Di libri inutili è pieno il cosmo dell’editoria. E specifichiamo che l’inutilità è qui intesa non in senso rigidamente giudicante, secondo presunti criteri estetici oggettivi e canonici di crociana memoria che tutti aborriamo e disconosciamo, ma in senso psicologico e personale, anzi personalissimo.

Di recente mi sono imbattuta in un trittico di inaudita inutilità. Il farmaco di Gilda Policastro (Fandango), L’arabo di Antoine Audouard (Isbn) e Seppellitemi dietro il battiscopa di Pavel Sanaev (Nottetempo). Tre romanzi tra di loro diversissimi, di tre autori contemporanei provenienti da tre diversi paesi, prodotti da tre case editrici che potremmo annettere alla categoria del gusto raffinato e della ricerca sperimentale.

Eppure quanta inutilità per me, lettrice abbandonata alla compagnia di questi romanzi così poco convincenti.

Gilda Policastro, brava poetessa, si cimenta nella prova narrativa lunga come dominata dal senso della poesia. E si accanisce sul senso morboso della sessualità, sull’orrore del maschilismo, sulla figura di donna misera, pazza, frustrata, annichilita, però grandiosa. Il tutto poi con quale scopo? Quello di angosciare il lettore? Quello di porre quesiti contraddittori? Non saprei. E il gioco dei nomi femminili tutti inizianti per e, e i dialoghi laconici cinematografici, e la molteplicità dei punti di vista, dei microcosmi coesistenti nell’intreccio di vicende umane un po’ inverosimili, che motivi si celano dietro tutto questo? Notevole l’ambientazione medico-sanitaria e la descrizione della squallida personalità di un medico, figura tanto rispettata spesso senza motivo alcuno, alla luce di una miseria morale in questo caso farcita di tracotanza e narcisismo, smascherato, denudato della presunta santità che gli deriva dal ruolo di guaritore. E poi la confusione tra medicina, psicologia e magia, buttata lì, senza (voluto) approfondimento, senza mai spiegare nulla. Insomma, se ne avesse fatto un poemetto non sarebbe stato meglio? È evidente quanto la vocazione lirica domini e permei il testo intero, dunque ci domandiamo come mai l’autrice non si sia voluta accettare per come è, fortunata poetessa.

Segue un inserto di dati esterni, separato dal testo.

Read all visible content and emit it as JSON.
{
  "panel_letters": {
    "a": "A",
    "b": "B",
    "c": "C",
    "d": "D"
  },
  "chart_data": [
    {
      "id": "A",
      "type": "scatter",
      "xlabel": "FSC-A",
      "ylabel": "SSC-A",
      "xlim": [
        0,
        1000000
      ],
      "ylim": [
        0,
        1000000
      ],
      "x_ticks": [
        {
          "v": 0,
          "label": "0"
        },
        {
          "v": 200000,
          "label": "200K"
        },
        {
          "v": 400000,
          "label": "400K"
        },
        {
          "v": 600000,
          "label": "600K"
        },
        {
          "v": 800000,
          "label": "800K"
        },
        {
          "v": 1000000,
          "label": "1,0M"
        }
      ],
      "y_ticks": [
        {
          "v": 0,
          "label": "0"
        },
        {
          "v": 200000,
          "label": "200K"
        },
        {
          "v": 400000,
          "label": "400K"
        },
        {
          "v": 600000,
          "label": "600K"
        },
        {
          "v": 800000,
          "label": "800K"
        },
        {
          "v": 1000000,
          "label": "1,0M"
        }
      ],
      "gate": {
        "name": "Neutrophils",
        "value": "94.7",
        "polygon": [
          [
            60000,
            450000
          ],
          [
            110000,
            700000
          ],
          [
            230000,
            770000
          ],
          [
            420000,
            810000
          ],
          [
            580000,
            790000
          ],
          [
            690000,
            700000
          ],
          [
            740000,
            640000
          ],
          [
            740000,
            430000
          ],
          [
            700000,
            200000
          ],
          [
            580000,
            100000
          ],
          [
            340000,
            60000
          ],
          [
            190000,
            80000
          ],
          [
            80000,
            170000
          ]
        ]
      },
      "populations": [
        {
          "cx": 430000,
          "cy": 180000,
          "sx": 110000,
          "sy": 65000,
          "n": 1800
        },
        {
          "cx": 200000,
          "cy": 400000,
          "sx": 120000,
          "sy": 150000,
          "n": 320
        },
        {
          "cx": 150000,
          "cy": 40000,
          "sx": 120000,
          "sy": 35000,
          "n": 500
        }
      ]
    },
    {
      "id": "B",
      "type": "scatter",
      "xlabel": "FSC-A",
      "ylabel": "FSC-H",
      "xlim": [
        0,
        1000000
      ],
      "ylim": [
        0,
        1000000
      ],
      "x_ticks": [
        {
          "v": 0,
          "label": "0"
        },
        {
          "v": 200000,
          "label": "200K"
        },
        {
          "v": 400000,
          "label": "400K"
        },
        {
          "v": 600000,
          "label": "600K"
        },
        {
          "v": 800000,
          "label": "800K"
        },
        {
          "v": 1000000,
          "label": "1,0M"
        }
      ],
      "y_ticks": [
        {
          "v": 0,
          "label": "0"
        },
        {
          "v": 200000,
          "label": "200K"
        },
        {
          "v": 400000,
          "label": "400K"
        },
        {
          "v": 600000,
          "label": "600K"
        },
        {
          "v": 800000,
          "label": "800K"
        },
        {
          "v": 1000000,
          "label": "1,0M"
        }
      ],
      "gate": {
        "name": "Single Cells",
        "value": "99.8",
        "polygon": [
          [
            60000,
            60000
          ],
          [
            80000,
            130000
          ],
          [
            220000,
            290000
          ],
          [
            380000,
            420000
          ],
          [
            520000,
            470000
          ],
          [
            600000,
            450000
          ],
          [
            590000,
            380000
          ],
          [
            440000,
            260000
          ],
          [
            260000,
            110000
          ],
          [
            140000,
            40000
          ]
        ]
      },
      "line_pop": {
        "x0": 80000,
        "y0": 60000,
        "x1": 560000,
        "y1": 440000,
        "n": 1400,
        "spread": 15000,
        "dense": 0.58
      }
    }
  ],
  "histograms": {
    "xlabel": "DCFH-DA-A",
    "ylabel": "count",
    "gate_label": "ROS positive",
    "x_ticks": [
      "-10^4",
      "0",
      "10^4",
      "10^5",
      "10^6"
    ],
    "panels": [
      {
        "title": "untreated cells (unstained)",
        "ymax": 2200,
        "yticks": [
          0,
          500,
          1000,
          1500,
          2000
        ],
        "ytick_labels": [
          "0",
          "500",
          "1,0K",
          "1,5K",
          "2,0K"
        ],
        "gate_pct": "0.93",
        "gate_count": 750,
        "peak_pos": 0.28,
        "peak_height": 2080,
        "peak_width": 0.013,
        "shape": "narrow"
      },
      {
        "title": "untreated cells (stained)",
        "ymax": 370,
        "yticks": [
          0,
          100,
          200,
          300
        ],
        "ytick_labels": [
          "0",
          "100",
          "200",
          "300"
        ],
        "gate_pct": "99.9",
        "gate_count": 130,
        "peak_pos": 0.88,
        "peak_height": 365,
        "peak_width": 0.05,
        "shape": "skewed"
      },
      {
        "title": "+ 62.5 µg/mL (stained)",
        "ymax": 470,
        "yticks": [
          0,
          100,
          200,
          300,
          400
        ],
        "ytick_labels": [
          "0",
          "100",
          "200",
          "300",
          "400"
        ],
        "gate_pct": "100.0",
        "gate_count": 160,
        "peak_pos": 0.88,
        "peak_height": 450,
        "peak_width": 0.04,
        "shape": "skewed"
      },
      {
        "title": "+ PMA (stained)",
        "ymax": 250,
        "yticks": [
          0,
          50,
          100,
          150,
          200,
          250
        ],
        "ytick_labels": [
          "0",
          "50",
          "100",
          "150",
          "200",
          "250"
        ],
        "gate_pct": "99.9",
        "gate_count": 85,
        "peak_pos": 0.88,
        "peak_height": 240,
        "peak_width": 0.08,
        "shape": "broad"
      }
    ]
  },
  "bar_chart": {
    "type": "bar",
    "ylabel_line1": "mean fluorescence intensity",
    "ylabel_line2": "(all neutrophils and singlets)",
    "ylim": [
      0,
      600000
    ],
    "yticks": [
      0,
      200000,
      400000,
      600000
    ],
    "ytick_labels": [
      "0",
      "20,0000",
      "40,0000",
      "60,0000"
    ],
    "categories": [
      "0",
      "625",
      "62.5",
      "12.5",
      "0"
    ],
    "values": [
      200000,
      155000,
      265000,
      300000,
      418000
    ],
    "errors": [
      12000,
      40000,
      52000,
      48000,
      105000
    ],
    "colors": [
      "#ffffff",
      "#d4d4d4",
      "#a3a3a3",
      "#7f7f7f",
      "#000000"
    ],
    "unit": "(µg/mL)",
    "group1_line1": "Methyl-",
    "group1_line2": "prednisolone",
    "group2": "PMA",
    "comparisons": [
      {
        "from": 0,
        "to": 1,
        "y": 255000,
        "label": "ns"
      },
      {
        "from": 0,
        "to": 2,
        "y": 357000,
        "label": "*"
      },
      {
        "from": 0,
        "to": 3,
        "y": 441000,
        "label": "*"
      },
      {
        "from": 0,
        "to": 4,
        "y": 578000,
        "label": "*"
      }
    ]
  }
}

L’arabodi Antoine Adouard è una favola noir che ha per tema la xenofobia, intesa proprio come diffidenza culturale generica e bestiale. Il protagonista affronta un percorso alla Giobbe entro una piccola comunità del sud della Francia, sempre più sprofondando nella disgrazia dell’essere incompreso e disprezzato, fino a tragici esiti che tutti immaginiamo. Partito con entusiastica vivacità dialogica e descrittiva, con la rappresentazione comico-espressionistica di personaggi divertenti che sempre più però, con grande maestria, si fanno grotteschi, mostruosi e sadici, il romanzo perde quel piglio da marcetta che ne aveva contraddistinto l’incipit, afflosciandosi ben presto su scoperti schematismi. Peccato per la retorica, per il manicheismo, per il crescente pathos che diventa patetismo, peccato proprio. Certo è che il buffo snobismo firmato Isbn impacchetta sempre libri apparentemente di alto valore, dietro i quali spesso c’è molto poco.

Ultimo bersaglio di questa antipatica riflessione è il romanzo di Sanaev, proprio all’indomani della celebrazione russa tenutasi alla fiera di Torino. Una favola divertente, anche qui iniziata sotto i migliori auspici per la comicità del soggetto, il colore dei dialoghi, la controllata volgarità, l’intento commovente ben dosato… poi però avviene che l’andamento a episodio smussa il tutto, riducendo il libro a una serie di vignette, molto simili tra loro, che finiscono per stancare presto il lettore, al quale l’autore vorrebbe proporre lo stesso giochino, anche qui secondo una divisione un po’ approssimativa – più adatta alla fiaba per bambini che non alla narrativa adulta – tra buoni e cattivi. Come dovrebbe reagire il lettore alla modesta sciatteria di simili finzioni? Scusate, non il lettore, ma me lettrice particolare con esigenze particolari, e ormai annoiata da questi libri scritti per essere entertainment che però mancano l’obiettivo del non confondere la comicità e la snellezza narrativa con la superficialità. Sono cose diverse.